Privacy and Truthful Equilibrium Selection for Aggregative Games
Rachel Cummings, Michael Kearns, Aaron Roth, Zhiwei Steven Wu
We study a very general class of games --- multi-dimensional aggregative games --- which in particular generalize both anonymous games and weighted congestion games. For any such game that is also large (meaning that the influence that any single player's action has on the utility of others is diminishing with the number of players in the game), we solve the equilibrium selection problem in a strong sense. In particular, we give an efficient weak mediator: an algorithm or mechanism which has only the power to listen to reported types and provide non-binding suggested actions, such that (a) it is an asymptotic Nash equilibrium for every player to truthfully report their type to the mediator, and then follow its suggested action; and (b) that when players do so, they end up coordinating on a particular asymptotic pure strategy Nash equilibrium of the induced complete information game. In fact, truthful reporting is an ex-post Nash equilibrium of the mediated game, so our solution applies even in settings of incomplete information, and even when player types are arbitrary or worst-case (i.e. not drawn from a common prior). We achieve this by giving an efficient differentially private algorithm for computing a Nash equilibrium in such games. We also give similar results for a related class of one-dimensional games with weaker conditions on the aggregation function, and apply our main results to a multi-dimensional market game.
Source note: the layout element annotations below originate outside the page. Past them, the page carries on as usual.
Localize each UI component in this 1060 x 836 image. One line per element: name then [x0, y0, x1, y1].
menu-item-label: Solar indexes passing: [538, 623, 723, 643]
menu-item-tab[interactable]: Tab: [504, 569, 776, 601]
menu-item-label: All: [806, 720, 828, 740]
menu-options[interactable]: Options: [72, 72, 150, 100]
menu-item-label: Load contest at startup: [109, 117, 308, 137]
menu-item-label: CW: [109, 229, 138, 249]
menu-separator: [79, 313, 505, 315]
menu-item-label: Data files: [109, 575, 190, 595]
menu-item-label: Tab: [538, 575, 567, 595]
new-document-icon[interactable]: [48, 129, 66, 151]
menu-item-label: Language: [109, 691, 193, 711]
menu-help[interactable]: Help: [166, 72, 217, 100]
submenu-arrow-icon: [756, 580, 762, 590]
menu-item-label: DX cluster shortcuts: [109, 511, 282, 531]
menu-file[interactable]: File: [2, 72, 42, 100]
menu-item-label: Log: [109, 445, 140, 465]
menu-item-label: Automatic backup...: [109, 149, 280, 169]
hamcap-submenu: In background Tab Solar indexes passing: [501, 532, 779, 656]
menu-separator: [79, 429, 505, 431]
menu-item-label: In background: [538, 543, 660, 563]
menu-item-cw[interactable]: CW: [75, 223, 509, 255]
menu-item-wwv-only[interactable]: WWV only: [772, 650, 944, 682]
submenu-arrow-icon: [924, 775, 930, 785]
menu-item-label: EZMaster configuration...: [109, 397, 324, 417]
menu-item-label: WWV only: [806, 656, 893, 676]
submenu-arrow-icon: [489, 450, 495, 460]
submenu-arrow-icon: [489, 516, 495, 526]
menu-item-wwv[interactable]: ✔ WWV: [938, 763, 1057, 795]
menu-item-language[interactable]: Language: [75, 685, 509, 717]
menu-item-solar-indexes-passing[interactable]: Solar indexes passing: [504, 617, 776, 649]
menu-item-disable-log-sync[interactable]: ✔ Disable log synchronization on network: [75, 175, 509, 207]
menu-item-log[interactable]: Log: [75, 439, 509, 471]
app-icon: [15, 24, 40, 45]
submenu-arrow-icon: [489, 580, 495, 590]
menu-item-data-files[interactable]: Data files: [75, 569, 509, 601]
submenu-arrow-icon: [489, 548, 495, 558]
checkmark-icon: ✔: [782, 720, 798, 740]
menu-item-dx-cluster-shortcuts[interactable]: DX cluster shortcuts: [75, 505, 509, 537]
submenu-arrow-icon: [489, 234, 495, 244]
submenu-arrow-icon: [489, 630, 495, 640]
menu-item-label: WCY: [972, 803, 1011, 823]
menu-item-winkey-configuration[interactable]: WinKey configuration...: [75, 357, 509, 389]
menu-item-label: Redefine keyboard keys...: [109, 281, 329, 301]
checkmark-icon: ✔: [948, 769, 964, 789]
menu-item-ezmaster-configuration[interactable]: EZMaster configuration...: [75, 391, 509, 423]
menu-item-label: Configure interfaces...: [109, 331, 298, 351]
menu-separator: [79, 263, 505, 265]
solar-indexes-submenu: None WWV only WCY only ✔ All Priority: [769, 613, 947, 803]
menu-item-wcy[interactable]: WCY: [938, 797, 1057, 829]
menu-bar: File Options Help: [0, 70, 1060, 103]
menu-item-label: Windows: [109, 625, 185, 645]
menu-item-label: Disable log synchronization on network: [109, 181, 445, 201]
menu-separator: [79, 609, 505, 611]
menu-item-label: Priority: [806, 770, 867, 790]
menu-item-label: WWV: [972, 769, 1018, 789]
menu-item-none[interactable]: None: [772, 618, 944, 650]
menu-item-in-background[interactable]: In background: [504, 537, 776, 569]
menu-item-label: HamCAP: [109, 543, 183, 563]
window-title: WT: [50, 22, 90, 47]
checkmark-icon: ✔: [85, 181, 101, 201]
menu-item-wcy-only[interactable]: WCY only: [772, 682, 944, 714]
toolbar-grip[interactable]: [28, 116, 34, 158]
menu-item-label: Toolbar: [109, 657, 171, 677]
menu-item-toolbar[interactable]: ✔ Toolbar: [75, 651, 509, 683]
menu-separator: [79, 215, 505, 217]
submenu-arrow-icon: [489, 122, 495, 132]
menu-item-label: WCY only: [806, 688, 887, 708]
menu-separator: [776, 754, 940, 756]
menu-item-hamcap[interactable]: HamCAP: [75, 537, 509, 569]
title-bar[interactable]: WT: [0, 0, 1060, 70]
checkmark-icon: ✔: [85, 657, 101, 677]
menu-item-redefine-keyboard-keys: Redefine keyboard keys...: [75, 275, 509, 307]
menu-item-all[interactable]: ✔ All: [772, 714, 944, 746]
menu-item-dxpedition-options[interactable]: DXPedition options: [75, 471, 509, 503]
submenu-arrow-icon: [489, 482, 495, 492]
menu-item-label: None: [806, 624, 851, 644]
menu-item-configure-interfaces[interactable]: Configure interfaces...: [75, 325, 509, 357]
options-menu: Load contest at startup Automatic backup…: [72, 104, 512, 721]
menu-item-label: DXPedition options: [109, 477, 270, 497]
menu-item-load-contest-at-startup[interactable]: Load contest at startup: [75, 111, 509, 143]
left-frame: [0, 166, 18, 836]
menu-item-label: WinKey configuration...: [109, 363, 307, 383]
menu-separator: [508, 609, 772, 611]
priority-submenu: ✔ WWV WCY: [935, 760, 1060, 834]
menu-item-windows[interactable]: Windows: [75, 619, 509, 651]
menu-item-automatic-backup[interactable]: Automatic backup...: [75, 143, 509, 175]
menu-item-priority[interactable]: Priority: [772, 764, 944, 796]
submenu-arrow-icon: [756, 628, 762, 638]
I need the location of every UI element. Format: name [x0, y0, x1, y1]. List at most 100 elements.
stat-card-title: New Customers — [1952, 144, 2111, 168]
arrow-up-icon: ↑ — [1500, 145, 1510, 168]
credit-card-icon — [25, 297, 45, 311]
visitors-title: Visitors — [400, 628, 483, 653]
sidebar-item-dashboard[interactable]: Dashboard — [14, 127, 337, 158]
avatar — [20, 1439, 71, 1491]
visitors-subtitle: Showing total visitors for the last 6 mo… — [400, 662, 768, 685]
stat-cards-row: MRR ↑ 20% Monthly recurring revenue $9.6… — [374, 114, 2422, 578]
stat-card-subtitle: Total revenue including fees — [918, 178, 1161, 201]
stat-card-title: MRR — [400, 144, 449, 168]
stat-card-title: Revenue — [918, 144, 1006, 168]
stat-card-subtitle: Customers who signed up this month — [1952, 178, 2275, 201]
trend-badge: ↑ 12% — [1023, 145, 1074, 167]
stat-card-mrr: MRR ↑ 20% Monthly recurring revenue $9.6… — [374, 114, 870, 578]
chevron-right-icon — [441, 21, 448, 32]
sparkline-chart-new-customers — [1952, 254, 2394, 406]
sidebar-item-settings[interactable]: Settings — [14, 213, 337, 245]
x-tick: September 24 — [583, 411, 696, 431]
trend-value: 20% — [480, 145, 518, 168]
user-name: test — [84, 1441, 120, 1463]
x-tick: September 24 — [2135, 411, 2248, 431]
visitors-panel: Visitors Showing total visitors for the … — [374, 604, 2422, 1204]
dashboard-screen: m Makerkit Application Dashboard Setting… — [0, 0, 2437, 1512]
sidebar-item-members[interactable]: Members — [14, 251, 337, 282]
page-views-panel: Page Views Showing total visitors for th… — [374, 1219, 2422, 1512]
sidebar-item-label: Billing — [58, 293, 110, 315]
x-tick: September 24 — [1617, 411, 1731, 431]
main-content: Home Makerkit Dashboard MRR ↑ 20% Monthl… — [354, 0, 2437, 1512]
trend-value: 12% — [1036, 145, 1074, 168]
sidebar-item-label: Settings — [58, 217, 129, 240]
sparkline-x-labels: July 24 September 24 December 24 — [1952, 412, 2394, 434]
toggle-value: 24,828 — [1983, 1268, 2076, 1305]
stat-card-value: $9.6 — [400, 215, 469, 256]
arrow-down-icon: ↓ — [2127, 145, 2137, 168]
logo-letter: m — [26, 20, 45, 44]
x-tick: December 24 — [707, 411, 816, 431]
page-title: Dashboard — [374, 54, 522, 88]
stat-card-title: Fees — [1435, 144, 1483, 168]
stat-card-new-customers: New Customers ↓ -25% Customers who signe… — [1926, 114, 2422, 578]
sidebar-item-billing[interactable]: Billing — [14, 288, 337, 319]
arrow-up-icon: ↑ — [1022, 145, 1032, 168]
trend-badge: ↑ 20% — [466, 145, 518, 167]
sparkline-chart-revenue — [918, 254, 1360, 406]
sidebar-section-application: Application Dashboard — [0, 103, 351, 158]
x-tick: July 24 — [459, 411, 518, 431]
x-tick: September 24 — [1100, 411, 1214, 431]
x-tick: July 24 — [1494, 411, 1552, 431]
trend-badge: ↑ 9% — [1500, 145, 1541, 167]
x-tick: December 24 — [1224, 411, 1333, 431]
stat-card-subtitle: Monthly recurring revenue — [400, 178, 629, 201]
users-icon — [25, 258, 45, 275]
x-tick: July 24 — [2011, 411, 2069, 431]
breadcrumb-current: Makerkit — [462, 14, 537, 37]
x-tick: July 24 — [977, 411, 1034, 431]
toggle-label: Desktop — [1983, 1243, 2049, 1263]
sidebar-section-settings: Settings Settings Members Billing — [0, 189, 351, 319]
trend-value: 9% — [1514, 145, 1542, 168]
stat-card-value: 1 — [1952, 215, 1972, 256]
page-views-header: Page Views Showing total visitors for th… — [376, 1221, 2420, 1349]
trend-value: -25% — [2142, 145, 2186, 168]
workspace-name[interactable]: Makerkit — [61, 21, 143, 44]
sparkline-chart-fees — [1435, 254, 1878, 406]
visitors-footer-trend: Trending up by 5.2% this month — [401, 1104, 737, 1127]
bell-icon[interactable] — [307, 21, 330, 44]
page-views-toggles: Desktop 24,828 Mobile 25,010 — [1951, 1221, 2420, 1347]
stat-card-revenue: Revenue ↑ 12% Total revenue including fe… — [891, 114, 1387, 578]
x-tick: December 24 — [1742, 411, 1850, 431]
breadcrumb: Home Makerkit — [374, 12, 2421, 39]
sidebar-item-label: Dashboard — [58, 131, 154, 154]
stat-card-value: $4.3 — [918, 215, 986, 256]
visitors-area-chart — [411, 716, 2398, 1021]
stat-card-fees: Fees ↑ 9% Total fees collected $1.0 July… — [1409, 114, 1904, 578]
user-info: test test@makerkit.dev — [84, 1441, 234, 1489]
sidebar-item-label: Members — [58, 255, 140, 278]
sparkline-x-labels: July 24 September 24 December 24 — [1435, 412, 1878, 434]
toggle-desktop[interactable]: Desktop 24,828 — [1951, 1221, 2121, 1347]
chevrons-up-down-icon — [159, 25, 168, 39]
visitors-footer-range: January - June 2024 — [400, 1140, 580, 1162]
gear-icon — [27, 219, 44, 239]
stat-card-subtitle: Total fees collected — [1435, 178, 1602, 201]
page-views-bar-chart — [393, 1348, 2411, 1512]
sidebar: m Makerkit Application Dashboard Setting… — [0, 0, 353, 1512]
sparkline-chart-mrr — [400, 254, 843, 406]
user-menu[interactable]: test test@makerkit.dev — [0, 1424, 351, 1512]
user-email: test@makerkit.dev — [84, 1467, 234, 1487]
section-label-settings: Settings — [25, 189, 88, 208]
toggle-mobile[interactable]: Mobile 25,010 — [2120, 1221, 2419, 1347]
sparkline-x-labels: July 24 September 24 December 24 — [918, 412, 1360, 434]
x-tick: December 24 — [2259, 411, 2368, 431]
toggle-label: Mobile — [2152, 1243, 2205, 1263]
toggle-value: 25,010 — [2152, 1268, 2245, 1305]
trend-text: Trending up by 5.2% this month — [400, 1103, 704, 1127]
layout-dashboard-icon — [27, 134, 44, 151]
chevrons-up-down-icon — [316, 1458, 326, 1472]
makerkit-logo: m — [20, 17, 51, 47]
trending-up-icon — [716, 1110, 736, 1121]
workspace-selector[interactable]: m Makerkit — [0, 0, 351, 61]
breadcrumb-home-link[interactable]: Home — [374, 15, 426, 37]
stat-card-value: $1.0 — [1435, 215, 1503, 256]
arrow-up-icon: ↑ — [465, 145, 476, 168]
Our results can be viewed as giving, for a rich class of games, a more robust version of the Revelation Principle, in that we work with weaker informational assumptions (no common prior), yet provide a stronger solution concept (Nash versus Bayes Nash equilibrium). Previously, similar results were only known for the special case of unweighted congestion games. In the process, we derive several algorithmic results that are of independent interest.